Environmental activists claim that synthetic fertilizer from farms is threatening the marine life in the Gulf of Mexico by causing the rampant spread of a “dead zone” of low-oxygen water.

New research, however, shows that the Gulf of Mexico had the seasonal “dead zones” of low-oxygen water as early as 1817—long before farmers even settled the Mississippi Valley.

Lisa Osterman of the U.S. Geological Survey says seabed sediment cores taken from the continental shelf off Louisiana show a series of low-oxygen—or hypoxic—episodes between 1817 and 1910. She says the shells of tiny microfauna, which don’t mind low oxygen levels and like the organic detritus in the “dead zones,” are more abundant in the sediments dated to the hypoxic surges.

Osterman’s sediment cores also confirm that high water flows in the Mississippi River are the biggest cause of the nutrient surges that produce low-oxygen conditions. Even as the surges nourish the Gulf marine ecosystem with nitrogen, phosphate, and organic matter, they also produce big algae blooms that sink to the bottom—absorbing local oxygen as they decay.

The Gulf of Mexico is one of the world’s richest marine ecosystems because of the nutrient-rich water coming down the Mississippi from the rich lands of the Corn Belt and Great Plains. More than 40 major rivers worldwide have similar seasonal low-oxygen zones where nutrient-rich fresh water meets salt water in enclosed bays. Much of the open ocean, by contrast, is a “marine desert” with little aquatic life.

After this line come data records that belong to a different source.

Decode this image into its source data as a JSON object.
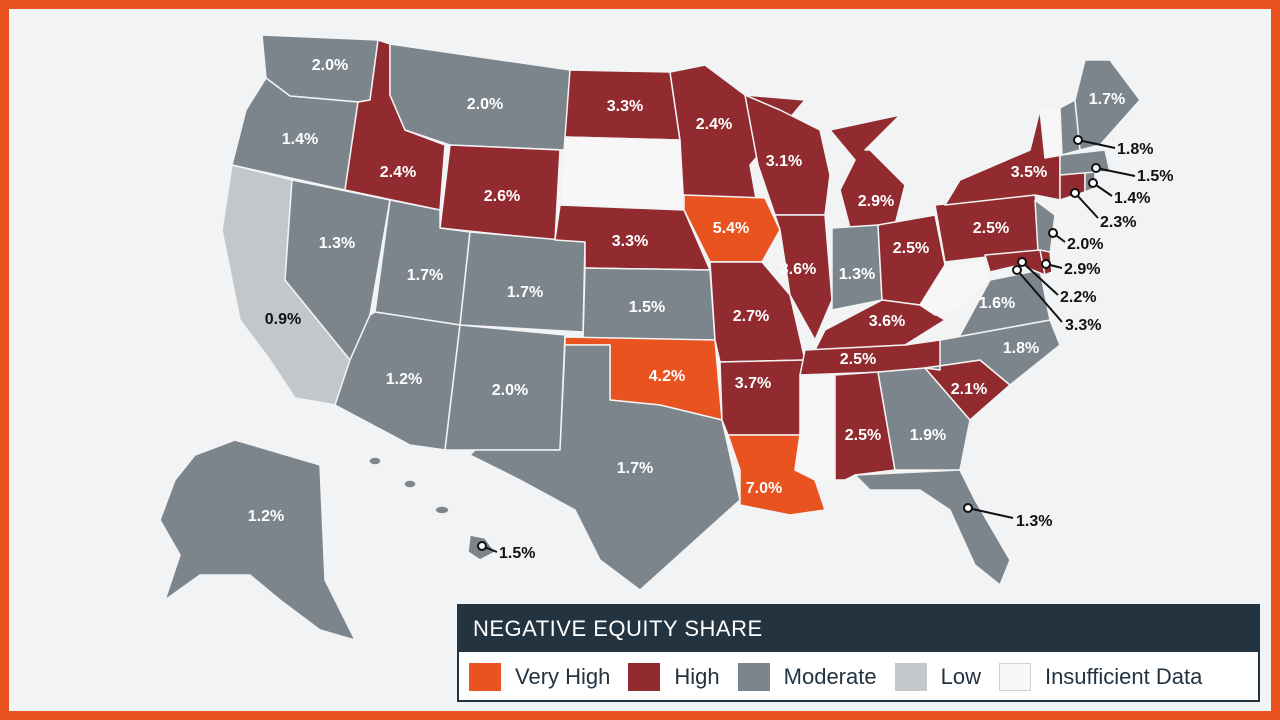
{
  "legend": {
    "title": "NEGATIVE EQUITY SHARE",
    "items": [
      {
        "label": "Very High",
        "color": "#e8531f"
      },
      {
        "label": "High",
        "color": "#922b30"
      },
      {
        "label": "Moderate",
        "color": "#7c848c"
      },
      {
        "label": "Low",
        "color": "#c3c7ca"
      },
      {
        "label": "Insufficient Data",
        "color": "#f7f7f7"
      }
    ]
  },
  "states": {
    "wa": "2.0%",
    "or": "1.4%",
    "ca": "0.9%",
    "id": "2.4%",
    "nv": "1.3%",
    "mt": "2.0%",
    "wy": "2.6%",
    "ut": "1.7%",
    "az": "1.2%",
    "co": "1.7%",
    "nm": "2.0%",
    "nd": "3.3%",
    "sd": "",
    "ne": "3.3%",
    "ks": "1.5%",
    "ok": "4.2%",
    "tx": "1.7%",
    "mn": "2.4%",
    "ia": "5.4%",
    "mo": "2.7%",
    "ar": "3.7%",
    "la": "7.0%",
    "wi": "3.1%",
    "il": "3.6%",
    "mi": "2.9%",
    "in": "1.3%",
    "oh": "2.5%",
    "ky": "3.6%",
    "tn": "2.5%",
    "ms": "",
    "al": "2.5%",
    "ga": "1.9%",
    "fl": "1.3%",
    "sc": "2.1%",
    "nc": "1.8%",
    "va": "1.6%",
    "wv": "",
    "pa": "2.5%",
    "ny": "3.5%",
    "me": "1.7%",
    "vt": "",
    "nh": "1.8%",
    "ma": "1.5%",
    "ri": "1.4%",
    "ct": "2.3%",
    "nj": "2.0%",
    "de": "2.9%",
    "md": "2.2%",
    "dc": "3.3%",
    "ak": "1.2%",
    "hi": "1.5%"
  }
}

In the Gulf of Mexico, a huge pod of 300 endangered sperm whales feeds on the outer fringes of the dead zone where the fish and squid they eat are most numerous.

Osterman says the Gulf of Mexico’s low-oxygen zones have gotten larger in recent history (post 1930s) when farmers began using synthetic fertilizers. Recent big floods in 1979, 1983, 1993, and 1998 have also sharply expanded the “dead zones,” sometimes for several years after the high water.

However, the hypoxic zones have never occupied even 1 percent of the Gulf water area, and even less of its volume because the hypoxia occurs in shallow water. Moreover, the mouth of the Gulf of Mexico is 400 miles wide. The Black Sea, by contrast, where hypoxic conditions are much more severe, is a nearly enclosed body of water drained only by the Hellespont, which is less than a mile wide.

Agriculturists note that there is little threat of any long-term damage to the Gulf from farm fertilizers. Even before farming, huge tonnages of nutrients came down the Mississippi from the millions of bison, antelope, and birds; the billions of grasshoppers that lived on the plains; and the organic detritus from the forests. That’s why there were hypoxic events in the early 1800s, and almost certainly long before.

Farm fertilizer use has not increased in the past 25 years, while yields in the corn fields that get most of the fertilizer have risen nearly 30 percent. Thus, 30 percent less nitrogen is probably being leached into the Mississippi’s tributary rivers today than in 1975.